Około 200 osób wzięło udział w Marszu Równości w Poznaniu. Mimo kilku drobnych incydentów, w które zamieszani byli kontrmanifestanci, demonstracja przebiagła spokojnie. Do ochrony marszu skierowano dwukrotnie większą liczbę policjantów, niż uczestniczyło w nim osób. Zatrzymano kilka osób za obrażanie manifestantów.
W Marszu Równości uczestniczyli m.in. przedstawiciele mniejszości seksualnych, którzy przybyli z okazji przypadającego w niedzielę Międzynarodowego Dnia Tolerancji UNESCO. Chcieli tym samym zamanifestować swoje prawo do odmienności.
Marsz ochraniało około 400 funkcjonariuszy policji, w tym policjanci z psami i policja konna.
Trudna historia tolerancji
Marsz odbywa się w Poznaniu co roku. Pomimo zapewnień ze strony policji, że będzie bezpiecznie, w poprzednich edycjach doszło do zamieszek. Było tak podczas pierwszego Marszu Równości w 2004, kiedy to uczestnicy zostali obrzuceni petardami, jajkami i owocami oraz usłyszeli wiele obraźliwych słów pod swoim adresem.

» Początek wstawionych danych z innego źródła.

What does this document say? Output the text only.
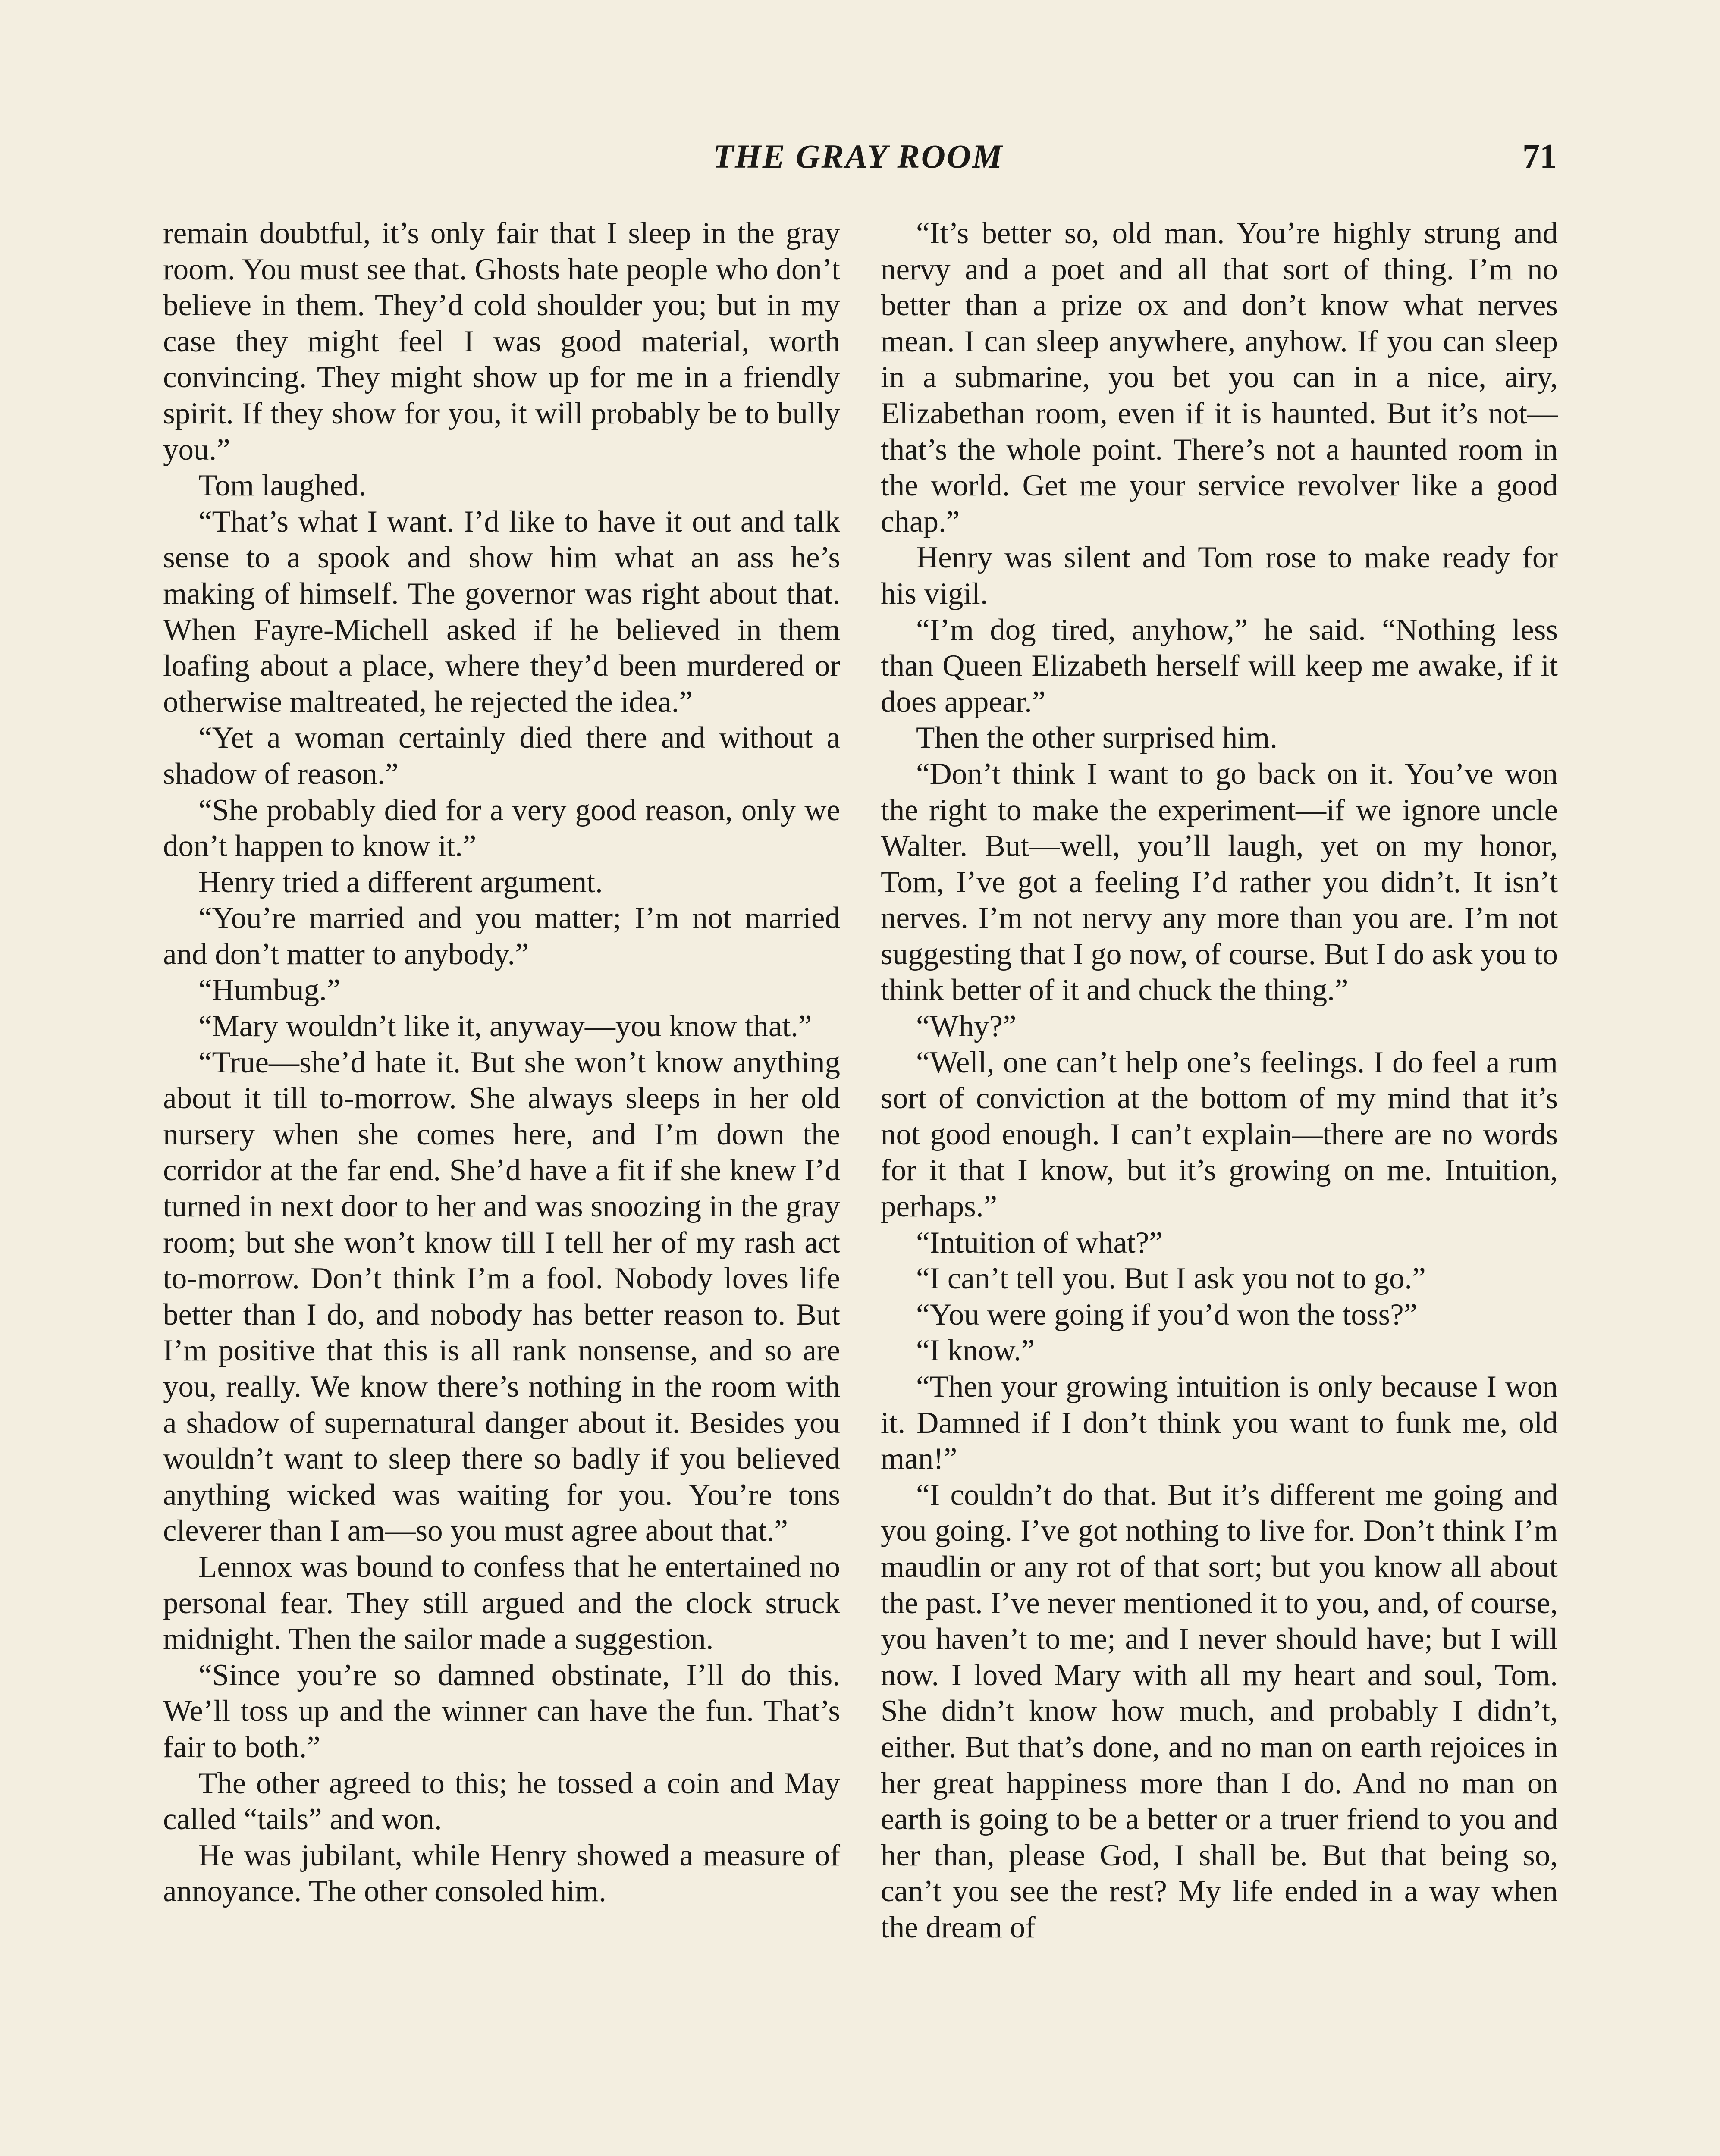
THE GRAY ROOM	71

remain doubtful, it’s only fair that I sleep in the gray room. You must see that. Ghosts hate people who don’t believe in them. They’d cold shoulder you; but in my case they might feel I was good material, worth convincing. They might show up for me in a friendly spirit. If they show for you, it will probably be to bully you.”

Tom laughed.

“That’s what I want. I’d like to have it out and talk sense to a spook and show him what an ass he’s making of himself. The governor was right about that. When Fayre-Michell asked if he believed in them loafing about a place, where they’d been murdered or otherwise maltreated, he rejected the idea.”

“Yet a woman certainly died there and without a shadow of reason.”

“She probably died for a very good reason, only we don’t happen to know it.”

Henry tried a different argument.

“You’re married and you matter; I’m not married and don’t matter to anybody.”

“Humbug.”

“Mary wouldn’t like it, anyway—you know that.”

“True—she’d hate it. But she won’t know anything about it till to-morrow. She always sleeps in her old nursery when she comes here, and I’m down the corridor at the far end. She’d have a fit if she knew I’d turned in next door to her and was snoozing in the gray room; but she won’t know till I tell her of my rash act to-morrow. Don’t think I’m a fool. Nobody loves life better than I do, and nobody has better reason to. But I’m positive that this is all rank nonsense, and so are you, really. We know there’s nothing in the room with a shadow of supernatural danger about it. Besides you wouldn’t want to sleep there so badly if you believed anything wicked was waiting for you. You’re tons cleverer than I am—so you must agree about that.”

Lennox was bound to confess that he entertained no personal fear. They still argued and the clock struck midnight. Then the sailor made a suggestion.

“Since you’re so damned obstinate, I’ll do this. We’ll toss up and the winner can have the fun. That’s fair to both.”

The other agreed to this; he tossed a coin and May called “tails” and won.

He was jubilant, while Henry showed a measure of annoyance. The other consoled him.

“It’s better so, old man. You’re highly strung and nervy and a poet and all that sort of thing. I’m no better than a prize ox and don’t know what nerves mean. I can sleep anywhere, anyhow. If you can sleep in a submarine, you bet you can in a nice, airy, Elizabethan room, even if it is haunted. But it’s not—that’s the whole point. There’s not a haunted room in the world. Get me your service revolver like a good chap.”

Henry was silent and Tom rose to make ready for his vigil.

“I’m dog tired, anyhow,” he said. “Nothing less than Queen Elizabeth herself will keep me awake, if it does appear.”

Then the other surprised him.

“Don’t think I want to go back on it. You’ve won the right to make the experiment—if we ignore uncle Walter. But—well, you’ll laugh, yet on my honor, Tom, I’ve got a feeling I’d rather you didn’t. It isn’t nerves. I’m not nervy any more than you are. I’m not suggesting that I go now, of course. But I do ask you to think better of it and chuck the thing.”

“Why?”

“Well, one can’t help one’s feelings. I do feel a rum sort of conviction at the bottom of my mind that it’s not good enough. I can’t explain—there are no words for it that I know, but it’s growing on me. Intuition, perhaps.”

“Intuition of what?”

“I can’t tell you. But I ask you not to go.”

“You were going if you’d won the toss?”

“I know.”

“Then your growing intuition is only because I won it. Damned if I don’t think you want to funk me, old man!”

“I couldn’t do that. But it’s different me going and you going. I’ve got nothing to live for. Don’t think I’m maudlin or any rot of that sort; but you know all about the past. I’ve never mentioned it to you, and, of course, you haven’t to me; and I never should have; but I will now. I loved Mary with all my heart and soul, Tom. She didn’t know how much, and probably I didn’t, either. But that’s done, and no man on earth rejoices in her great happiness more than I do. And no man on earth is going to be a better or a truer friend to you and her than, please God, I shall be. But that being so, can’t you see the rest? My life ended in a way when the dream of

W roku 2005 władze miasta obawiając się o zagrożenie porządku publicznego, zakazały marszu. Pomimo zakazu - zorganizowano go. Odbyła się także kontrmanifestacja. Atmosfera pomiędzy uczestnikami - po jednej i drugiej stronie - była niezwykle gorąca. Kontrmanifestujący znów obrzucili uczestników marszu jajkami. Przeciwnicy Marszu Równości krzyczeli miedzy innymi: "Pedały do gazu" oraz " Zrobimy z wami to co Hitler z Żydami". Interweniowała policja rozdzielając obie strony.